Feuer

Schwarzes und weisses Feuer

Seit gestern Abend wird in den Synagogen weltweit das Wochenfest, Schavuoth, gefeiert. Neben dem Erntedank für die Erstlingsfrüchte wird an diesem Fest besonders das Geschenk der Tora, wie sie am Sinai gegeben wurde, gewürdigt.

Gotteserscheinungen sind in der Bibel von verschiedenen Naturphänomenen begleitet. Unter anderem wird berichtet, dass die Gotteserscheinung am Sinai neben Sturm, Wolken und Erdbeben auch wie ein Feuer waren: «Die Erscheinung der Herrlichkeit des Herrn aber war vor den Augen der Israeliten wie ein verzehrendes Feuer auf dem Gipfel des Berges» (Ex 24,17). Doch nicht nur die Erscheinung Gottes ist wie Feuer, auch das Erschienene, die Tora, wird im Talmud als Feuer wahrgenommen:

„Die Tora, die der Heilige, gepriesen sei er, gab: das Pergament, auf dem sie geschrieben war, war weißes Feuer. Die Buchstaben, die darauf geschrieben wurden, waren schwarzes Feuer. Sie ist Feuer, umgeben von Feuer, geschrieben in Feuer, und gegeben in Feuer, [gemäß dem Schriftvers 5. Mose 33,2:] mit flammendem Feuer in seiner rechten Hand.“ (Jerusalemer Talmud, Traktat Sota 8, 3, 37a)

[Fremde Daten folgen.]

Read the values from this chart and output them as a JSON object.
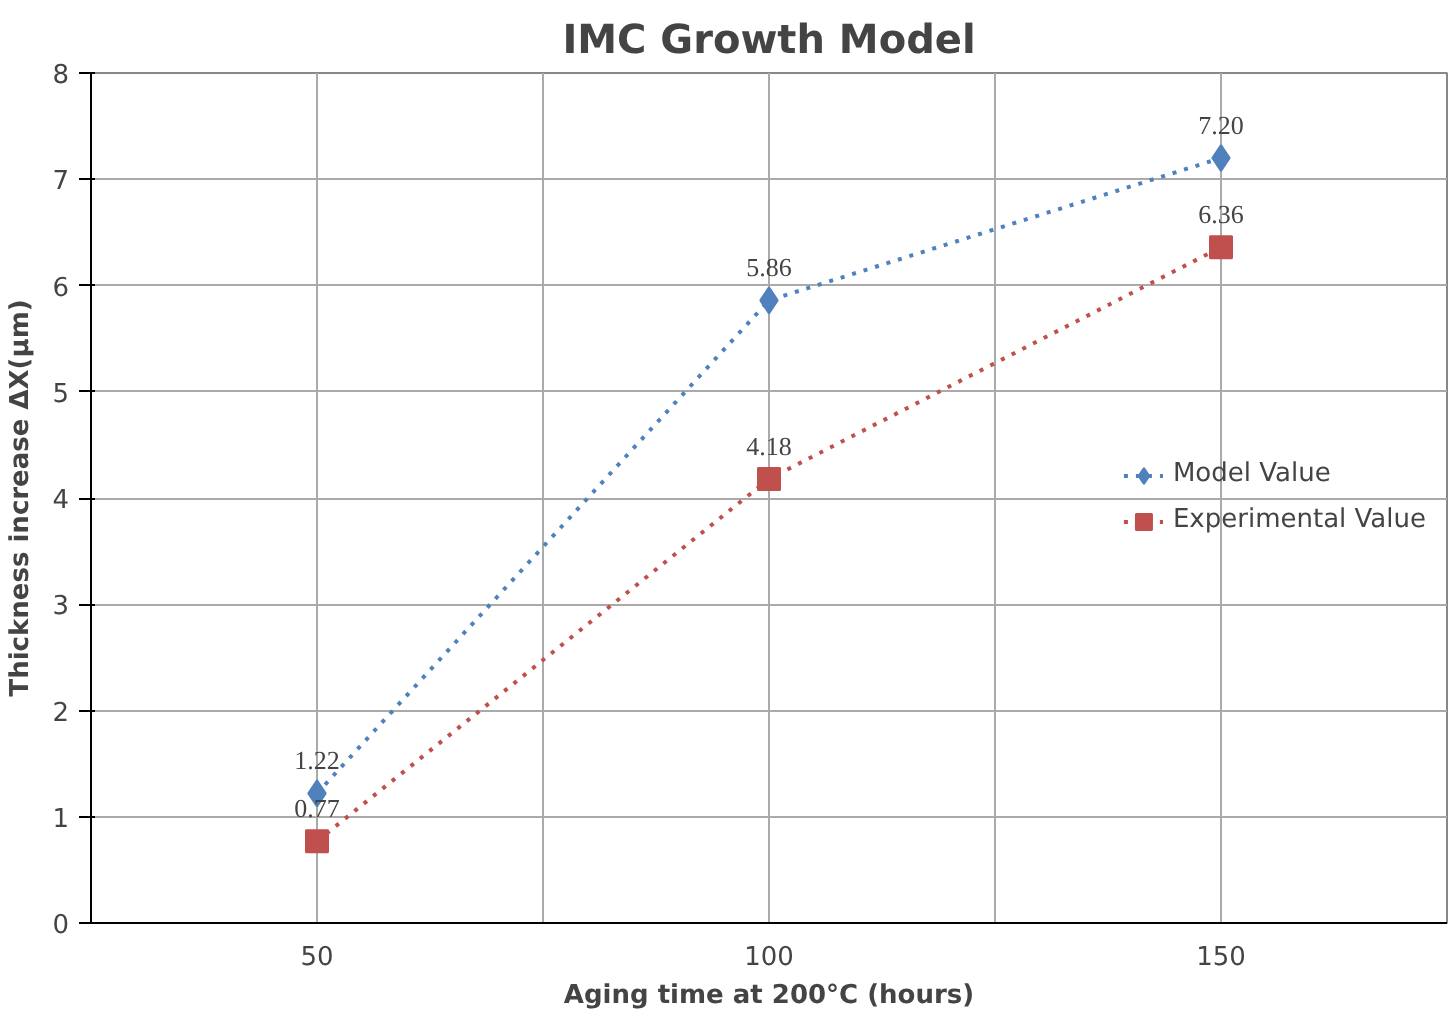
{
  "chart_data": {
    "type": "line",
    "title": "IMC Growth Model",
    "xlabel": "Aging time at 200°C (hours)",
    "ylabel": "Thickness increase ΔX(μm)",
    "x": [
      50,
      100,
      150
    ],
    "series": [
      {
        "name": "Model Value",
        "color": "#4f81bd",
        "marker": "diamond",
        "values": [
          1.22,
          5.86,
          7.2
        ],
        "value_labels": [
          "1.22",
          "5.86",
          "7.20"
        ]
      },
      {
        "name": "Experimental Value",
        "color": "#c0504d",
        "marker": "square",
        "values": [
          0.77,
          4.18,
          6.36
        ],
        "value_labels": [
          "0.77",
          "4.18",
          "6.36"
        ]
      }
    ],
    "xlim": [
      25,
      175
    ],
    "xticks": [
      {
        "value": 25,
        "label": null
      },
      50,
      {
        "value": 75,
        "label": null
      },
      100,
      {
        "value": 125,
        "label": null
      },
      150,
      {
        "value": 175,
        "label": null
      }
    ],
    "ylim": [
      0,
      8
    ],
    "yticks": [
      0,
      1,
      2,
      3,
      4,
      5,
      6,
      7,
      8
    ],
    "grid": true,
    "legend": "right",
    "line_style": "dotted"
  }
}
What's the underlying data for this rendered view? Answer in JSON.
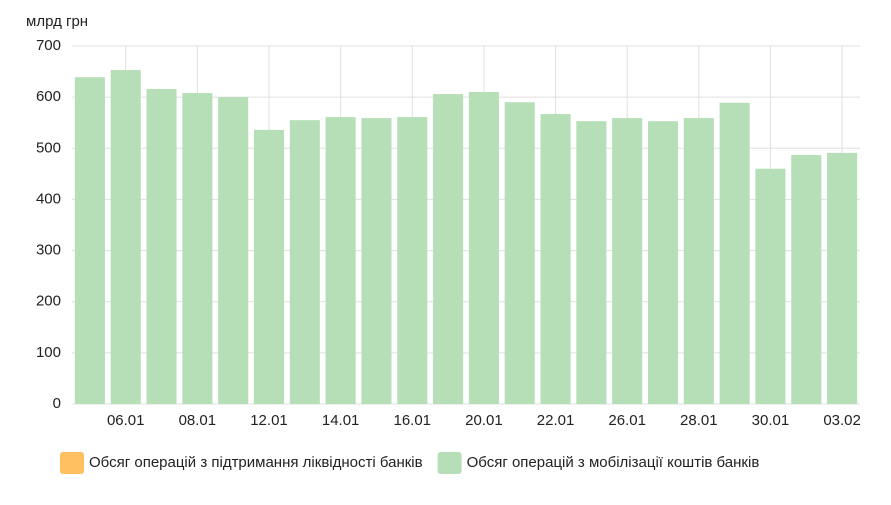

Die jüdische Mystik hat diesen Gedanken weiterentwickelt: Zwischen den Buchstaben, dem schwarzen Feuer, sind die Zwischenräume, gewissermassen das «Zwischen-den-Zeilen», das weisse Feuer. Im übertragenen Sinn heisst dies, dass in der Tora stets auch zwischen den Zeilen gelesen, ausgelegt und interpretiert werden soll, damit das schwarze Feuer der Tora immer wieder einen neuen, vom weissen Feuer befeuerten Sinn ergibt. Im Laufe der Jahrhunderte hat sich die Tradition herausgebildet, an Schavuoth nach dem Vorabendgottesdienst die ganze Nacht hindurch Tora zu lernen – eine ganze Nacht lang tanzen mit dem schwarzen und weissen Feuer bis beim Tagesanbruch das Schma Israel gesagt wird.